Ce droit de veto s'exerce sous la forme d'une audition par la commission compétente de chacune des deux chambres de la personne dont la nomination est envisagée. À la suite de cette audition, la nomination peut être repoussée selon la règle des trois cinquièmes négatifs.
La loi organique du 23 juillet 2010, que nous nous apprêtons à modifier, fixe une liste d'une cinquantaine d'emplois et de fonctions concernés par cette procédure. Des réformes intervenues récemment invitent à la mettre à jour : c'est pourquoi le projet de loi organique déposé par le Gouvernement vise à substituer l'Autorité nationale des jeux à l'Autorité de régulation des jeux en ligne, l'ARJEL, et à retirer de la liste le président de la Française des jeux, dans le prolongement des réformes adoptées dans la loi Pacte.
D'autre part, la loi du 27 juin 2018 pour un nouveau pacte ferroviaire a institué un groupe public ferroviaire unifié mettant fin à Réseau ferré de France, RFF, qui réunissait trois établissements publics industriels et commerciaux.
Pour tenir compte de cette transformation, le projet de loi organique ajoute le directeur général de la SNCF à la liste des nominations relevant de l'article 13 de la Constitution. Par ailleurs, il modifie l'intitulé de l'Autorité de régulation des activités ferroviaires et routières, devenue au 1er octobre 2019 l'Autorité de régulation des transports.
Tel était donc le périmètre initial du projet de loi organique. Le Sénat a élargi la liste des nominations relevant de l'article 13 de la Constitution, en y incluant le président de la Commission d'accès aux documents administratifs et le directeur général de l'Office français de l'immigration et de l'intégration.
Notre commission des lois a jugé utile cet apport du Sénat. Elle a en outre, sur proposition du groupe La France insoumise, ajouté à cette liste le directeur général de l'ANSM et celui de l'ANSES. Cet élargissement nous semble opportun, compte tenu du rôle important de ces deux agences, et du caractère sensible des enjeux qu'elles doivent traiter.

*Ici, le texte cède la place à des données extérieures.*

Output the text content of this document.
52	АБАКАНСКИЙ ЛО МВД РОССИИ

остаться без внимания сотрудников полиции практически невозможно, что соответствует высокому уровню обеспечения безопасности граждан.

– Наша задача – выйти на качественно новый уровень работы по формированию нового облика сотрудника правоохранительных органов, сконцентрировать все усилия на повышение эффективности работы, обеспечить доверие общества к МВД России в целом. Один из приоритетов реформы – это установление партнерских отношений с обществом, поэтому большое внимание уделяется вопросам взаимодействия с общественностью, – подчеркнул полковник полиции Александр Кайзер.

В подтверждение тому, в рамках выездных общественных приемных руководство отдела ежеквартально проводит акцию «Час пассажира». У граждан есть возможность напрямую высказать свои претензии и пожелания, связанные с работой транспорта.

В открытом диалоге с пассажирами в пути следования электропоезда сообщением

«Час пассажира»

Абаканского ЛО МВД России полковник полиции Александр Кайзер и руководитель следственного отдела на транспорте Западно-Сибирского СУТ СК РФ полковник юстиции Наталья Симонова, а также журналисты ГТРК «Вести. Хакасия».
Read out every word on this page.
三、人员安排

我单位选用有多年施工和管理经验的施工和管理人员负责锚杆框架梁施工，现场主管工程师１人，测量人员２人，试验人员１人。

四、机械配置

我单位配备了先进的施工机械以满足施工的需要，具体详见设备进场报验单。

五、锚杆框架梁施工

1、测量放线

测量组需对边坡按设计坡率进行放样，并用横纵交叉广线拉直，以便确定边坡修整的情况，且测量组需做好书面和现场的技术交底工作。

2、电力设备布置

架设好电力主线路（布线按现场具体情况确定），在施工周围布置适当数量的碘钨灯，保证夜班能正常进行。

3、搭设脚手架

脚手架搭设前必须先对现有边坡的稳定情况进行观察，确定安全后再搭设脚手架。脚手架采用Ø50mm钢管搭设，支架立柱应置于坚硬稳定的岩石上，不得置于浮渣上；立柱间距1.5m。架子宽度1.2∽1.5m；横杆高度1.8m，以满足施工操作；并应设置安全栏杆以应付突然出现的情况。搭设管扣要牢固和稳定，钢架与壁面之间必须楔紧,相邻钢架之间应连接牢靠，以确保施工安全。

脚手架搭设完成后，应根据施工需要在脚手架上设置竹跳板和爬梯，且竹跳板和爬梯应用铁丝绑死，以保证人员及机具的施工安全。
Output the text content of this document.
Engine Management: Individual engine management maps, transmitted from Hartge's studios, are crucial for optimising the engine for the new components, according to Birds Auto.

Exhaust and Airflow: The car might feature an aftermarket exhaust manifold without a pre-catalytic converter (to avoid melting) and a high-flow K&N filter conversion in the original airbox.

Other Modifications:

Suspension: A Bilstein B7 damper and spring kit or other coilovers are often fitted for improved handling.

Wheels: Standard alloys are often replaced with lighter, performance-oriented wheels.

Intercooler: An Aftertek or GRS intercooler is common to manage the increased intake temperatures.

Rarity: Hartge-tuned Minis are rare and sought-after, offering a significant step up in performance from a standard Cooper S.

Par ailleurs, j'évoquerai l'article 2 du projet de loi ordinaire, qui vise à proroger jusqu'au 25 janvier 2021 le mandat des membres de la HADOPI, dans l'éventualité d'une fusion de celle-ci avec le CSA, qui devrait être débattue dans le cadre de l'examen du futur projet de loi relatif à l'audiovisuel.
Certains ici affirment que voter l'article équivaut à présager de l'issue de celui-ci. Au contraire, c'est faire preuve de réalisme : en prolongeant le mandat précité, nous évitons de procéder à de nouvelles nominations, ce qui permet de réaliser une économie de temps. Si le texte n'est pas voté, cela permettra d'en tirer les conséquences sur les missions des titulaires qu'il faudra nommer alors. Ainsi, ces nominations seront effectuées en toute connaissance de cause.
Si le fond de l'article n'appelle aucune remarque particulière, je tiens à rappeler qu'il faudra faire preuve de prudence, en raison de la non-conformité potentielle de la HADOPI à la jurisprudence « Tele 2 » de la Cour de justice de l'Union européenne, d'après laquelle la conservation généralisée et indifférenciée des métadonnées, même à des fins de lutte contre la criminalité, est contraire au droit communautaire. Plus généralement, il me semble utile de s'interroger, à l'avenir, sur l'efficacité de la HADOPI rapportée à son coût.
Cette précision formulée, et compte tenu des observations qui précèdent, le groupe MODEM et apparentés votera pour les deux textes.